General Electric built ten uprated U25Cs in 1965. Facing the competitive pressure of the second generation horsepower race, GE built these units with increased horsepower. The competitive 2750 horsepower Alco C628 had more horsepower and the 3000 horsepower Alco C630 was announced in July 1965. General Motors had the 3000 horsepower EMD SD40 demonstrators testing on several railroads. The increase in unit horsepower was happening that year. The uprated units were built for three railroads that were already operating the U25C. The first uprated units were built for the Northern Pacific between May and July 1965. These were NP #2518-2520 and were rated at 2750 horsepower. Three more uprated U25Cs were built as Atlantic Coast Line #3011-3013 in December 1965. The ACL units were rated at 2800 horsepower. The last four uprated U25Cs were rated at 2800 horsepower and were built for the Pennsylvania Railroad in December 1965. These were PRR #6516-6519. Six additional PRR U25Cs were uprated to 2800 horsepower: 6500–6503, 6510–6511. In early 1966 General Electric began offering the 2800 horsepower U28C. A total of 28 look-a-like U28Cs were built between February 1966 and July 1966 as Chicago Burlington and Quincy #562-577 and Northern Pacific #2800-2811. These early Phase I U28Cs shared the 64 foot 4 inch frame that was standard with the predecessor U25C.
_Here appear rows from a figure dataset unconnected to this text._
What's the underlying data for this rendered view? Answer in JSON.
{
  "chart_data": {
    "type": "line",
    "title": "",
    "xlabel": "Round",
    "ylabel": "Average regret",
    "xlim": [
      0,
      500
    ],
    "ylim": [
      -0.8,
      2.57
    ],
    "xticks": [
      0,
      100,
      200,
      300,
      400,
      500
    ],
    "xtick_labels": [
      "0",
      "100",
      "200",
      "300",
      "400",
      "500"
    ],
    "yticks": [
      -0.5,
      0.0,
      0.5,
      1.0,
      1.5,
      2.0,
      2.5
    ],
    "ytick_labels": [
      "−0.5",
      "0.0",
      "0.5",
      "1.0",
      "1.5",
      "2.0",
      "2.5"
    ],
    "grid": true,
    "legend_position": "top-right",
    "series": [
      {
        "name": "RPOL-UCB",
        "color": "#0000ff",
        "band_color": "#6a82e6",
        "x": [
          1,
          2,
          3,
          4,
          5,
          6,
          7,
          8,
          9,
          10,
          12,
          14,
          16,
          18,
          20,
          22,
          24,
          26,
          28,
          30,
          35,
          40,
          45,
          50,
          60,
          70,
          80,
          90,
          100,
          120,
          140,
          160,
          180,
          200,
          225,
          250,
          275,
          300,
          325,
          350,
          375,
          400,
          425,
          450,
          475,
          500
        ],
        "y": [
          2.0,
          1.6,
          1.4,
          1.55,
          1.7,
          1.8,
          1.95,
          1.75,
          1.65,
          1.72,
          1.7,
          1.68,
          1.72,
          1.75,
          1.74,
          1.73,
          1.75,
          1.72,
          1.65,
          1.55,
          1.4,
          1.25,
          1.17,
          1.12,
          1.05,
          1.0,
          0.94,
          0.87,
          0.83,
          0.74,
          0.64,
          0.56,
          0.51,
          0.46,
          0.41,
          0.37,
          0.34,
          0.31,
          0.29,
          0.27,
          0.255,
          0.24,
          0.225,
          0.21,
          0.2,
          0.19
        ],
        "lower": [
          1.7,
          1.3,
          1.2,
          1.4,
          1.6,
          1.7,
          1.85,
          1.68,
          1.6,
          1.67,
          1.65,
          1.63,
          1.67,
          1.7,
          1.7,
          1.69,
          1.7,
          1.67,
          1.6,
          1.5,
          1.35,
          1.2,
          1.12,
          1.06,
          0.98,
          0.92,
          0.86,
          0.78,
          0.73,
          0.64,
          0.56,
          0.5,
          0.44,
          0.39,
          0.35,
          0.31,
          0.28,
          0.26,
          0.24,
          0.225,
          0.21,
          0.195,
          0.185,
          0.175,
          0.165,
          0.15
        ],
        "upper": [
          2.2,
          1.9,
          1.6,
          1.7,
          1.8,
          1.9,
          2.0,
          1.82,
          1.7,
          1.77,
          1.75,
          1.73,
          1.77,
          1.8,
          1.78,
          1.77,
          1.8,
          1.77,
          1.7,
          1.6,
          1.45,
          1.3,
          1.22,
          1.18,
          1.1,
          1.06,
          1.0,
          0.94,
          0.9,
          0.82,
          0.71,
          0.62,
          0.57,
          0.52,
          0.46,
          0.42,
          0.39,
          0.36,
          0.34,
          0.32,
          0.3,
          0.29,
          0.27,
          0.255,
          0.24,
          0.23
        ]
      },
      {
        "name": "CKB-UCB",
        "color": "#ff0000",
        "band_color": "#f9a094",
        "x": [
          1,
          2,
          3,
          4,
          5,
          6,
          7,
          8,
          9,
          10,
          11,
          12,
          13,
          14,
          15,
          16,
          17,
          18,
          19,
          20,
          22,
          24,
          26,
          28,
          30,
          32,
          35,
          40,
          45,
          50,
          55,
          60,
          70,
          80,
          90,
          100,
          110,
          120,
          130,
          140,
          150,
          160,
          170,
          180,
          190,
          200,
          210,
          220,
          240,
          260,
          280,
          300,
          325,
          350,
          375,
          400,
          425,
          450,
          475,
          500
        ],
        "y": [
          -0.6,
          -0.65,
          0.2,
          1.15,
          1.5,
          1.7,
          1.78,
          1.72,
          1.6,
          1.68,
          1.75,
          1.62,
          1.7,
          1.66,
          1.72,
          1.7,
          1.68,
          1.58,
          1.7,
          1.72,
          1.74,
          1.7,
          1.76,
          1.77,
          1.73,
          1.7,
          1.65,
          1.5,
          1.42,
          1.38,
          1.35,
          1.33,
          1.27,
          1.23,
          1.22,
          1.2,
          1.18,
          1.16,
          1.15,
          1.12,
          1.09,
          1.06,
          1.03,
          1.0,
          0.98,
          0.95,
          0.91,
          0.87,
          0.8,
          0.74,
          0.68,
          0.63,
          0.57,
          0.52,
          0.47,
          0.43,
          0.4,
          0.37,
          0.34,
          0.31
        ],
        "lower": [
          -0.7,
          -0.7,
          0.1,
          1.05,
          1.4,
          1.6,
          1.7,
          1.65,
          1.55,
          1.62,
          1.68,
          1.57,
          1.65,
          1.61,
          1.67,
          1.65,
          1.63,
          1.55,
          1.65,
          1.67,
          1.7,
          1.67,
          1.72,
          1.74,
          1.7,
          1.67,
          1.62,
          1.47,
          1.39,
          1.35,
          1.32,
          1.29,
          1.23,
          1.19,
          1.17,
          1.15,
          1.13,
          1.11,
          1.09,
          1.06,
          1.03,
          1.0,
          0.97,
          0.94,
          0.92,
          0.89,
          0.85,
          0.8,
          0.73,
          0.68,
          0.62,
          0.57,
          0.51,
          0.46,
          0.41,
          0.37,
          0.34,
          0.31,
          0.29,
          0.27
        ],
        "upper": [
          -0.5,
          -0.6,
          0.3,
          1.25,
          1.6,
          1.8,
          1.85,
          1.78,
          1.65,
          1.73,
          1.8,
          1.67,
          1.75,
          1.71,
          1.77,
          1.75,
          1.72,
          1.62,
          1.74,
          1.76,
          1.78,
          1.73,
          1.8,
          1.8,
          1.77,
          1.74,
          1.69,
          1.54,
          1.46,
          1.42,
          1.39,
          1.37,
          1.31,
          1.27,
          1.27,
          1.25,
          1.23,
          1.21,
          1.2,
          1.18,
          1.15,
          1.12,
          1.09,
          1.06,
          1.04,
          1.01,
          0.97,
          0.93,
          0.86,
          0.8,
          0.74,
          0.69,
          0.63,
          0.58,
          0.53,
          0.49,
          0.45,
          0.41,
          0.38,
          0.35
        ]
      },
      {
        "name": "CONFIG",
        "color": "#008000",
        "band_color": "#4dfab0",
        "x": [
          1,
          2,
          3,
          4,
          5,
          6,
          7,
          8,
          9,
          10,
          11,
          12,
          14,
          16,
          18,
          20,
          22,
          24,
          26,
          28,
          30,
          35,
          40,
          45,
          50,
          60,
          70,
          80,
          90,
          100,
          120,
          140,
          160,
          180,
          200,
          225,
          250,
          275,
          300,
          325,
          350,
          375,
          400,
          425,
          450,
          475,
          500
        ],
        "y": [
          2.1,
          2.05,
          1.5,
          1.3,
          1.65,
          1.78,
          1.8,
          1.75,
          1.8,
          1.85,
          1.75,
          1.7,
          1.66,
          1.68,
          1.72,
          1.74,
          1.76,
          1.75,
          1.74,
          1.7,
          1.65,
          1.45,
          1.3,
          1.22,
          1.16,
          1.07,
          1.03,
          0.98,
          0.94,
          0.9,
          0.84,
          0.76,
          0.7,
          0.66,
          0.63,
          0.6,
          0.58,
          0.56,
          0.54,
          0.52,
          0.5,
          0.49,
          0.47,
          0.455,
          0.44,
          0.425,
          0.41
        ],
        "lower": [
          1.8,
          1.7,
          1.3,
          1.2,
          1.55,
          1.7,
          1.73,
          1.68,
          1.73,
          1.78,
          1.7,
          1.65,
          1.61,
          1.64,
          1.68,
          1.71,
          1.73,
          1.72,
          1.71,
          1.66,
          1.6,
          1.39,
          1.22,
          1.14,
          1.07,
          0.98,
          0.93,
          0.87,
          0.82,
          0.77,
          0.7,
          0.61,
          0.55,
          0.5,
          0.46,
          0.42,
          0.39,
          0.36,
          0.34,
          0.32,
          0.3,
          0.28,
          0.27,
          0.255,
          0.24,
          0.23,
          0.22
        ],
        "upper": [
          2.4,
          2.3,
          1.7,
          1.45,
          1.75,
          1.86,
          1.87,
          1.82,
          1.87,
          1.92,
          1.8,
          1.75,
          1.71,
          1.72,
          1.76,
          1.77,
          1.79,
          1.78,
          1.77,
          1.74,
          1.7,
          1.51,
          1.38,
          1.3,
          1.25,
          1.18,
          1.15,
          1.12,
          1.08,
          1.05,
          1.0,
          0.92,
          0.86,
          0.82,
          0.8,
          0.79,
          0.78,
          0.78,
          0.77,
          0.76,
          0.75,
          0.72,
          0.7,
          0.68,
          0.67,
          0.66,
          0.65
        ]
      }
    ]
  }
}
A drawing of the proposed longer frame U28C is in the November 1965 issue of Trains Magazine. Starting in May 1966 GE began producing the U28C on a longer frame. The new length for these U28Cs was 67 feet 3 inches. These are the 43 Phase II units built for Louisville and Nashville, Pennsylvania, Southern Pacific and Union Pacific. The Phase II units used either the General Electric GT 598 Generator or the GTA 9 Alternator. The 10 Santa Fe U28CGs were also built on this longer frame. Starting in November 1966 and through mid 1967 GE built 24 look a like Phase I U30Cs that used the same carbody as the Phase II U28Cs.

==Original owners==
GE produced 71 U28C locomotives, not including ten U28CG passenger variants for the Santa Fe:

| Railroad | Quantity | Road numbers | Notes |
|---|---|---|---|
| Chicago, Burlington and Quincy Railroad | 16 | 562–577 | to Burlington Northern 5650–5665, U25C-style carbody |
| Louisville and Nashville Railroad | 8 | 1526–1533 | Late-style carbody |
| Northern Pacific Railway | 12 | 2800–2811 | to Burlington Northern 5666–5677, U25C-style carbody |
| Pennsylvania Railroad | 15 | 6520–6534 | Late-style carbody |
| Southern Pacific Railroad | 10 | 7150–7159 | Late-style carbody |
| Union Pacific Railroad | 10 | 2800–2809 | Late-style carbody |

==Preservation==
Ex-Union Pacific No. 2804 is preserved at the National Museum of Transportation in St. Louis, Missouri. The rear of the locomotive has been cutaway to show the inner workings of a diesel locomotive.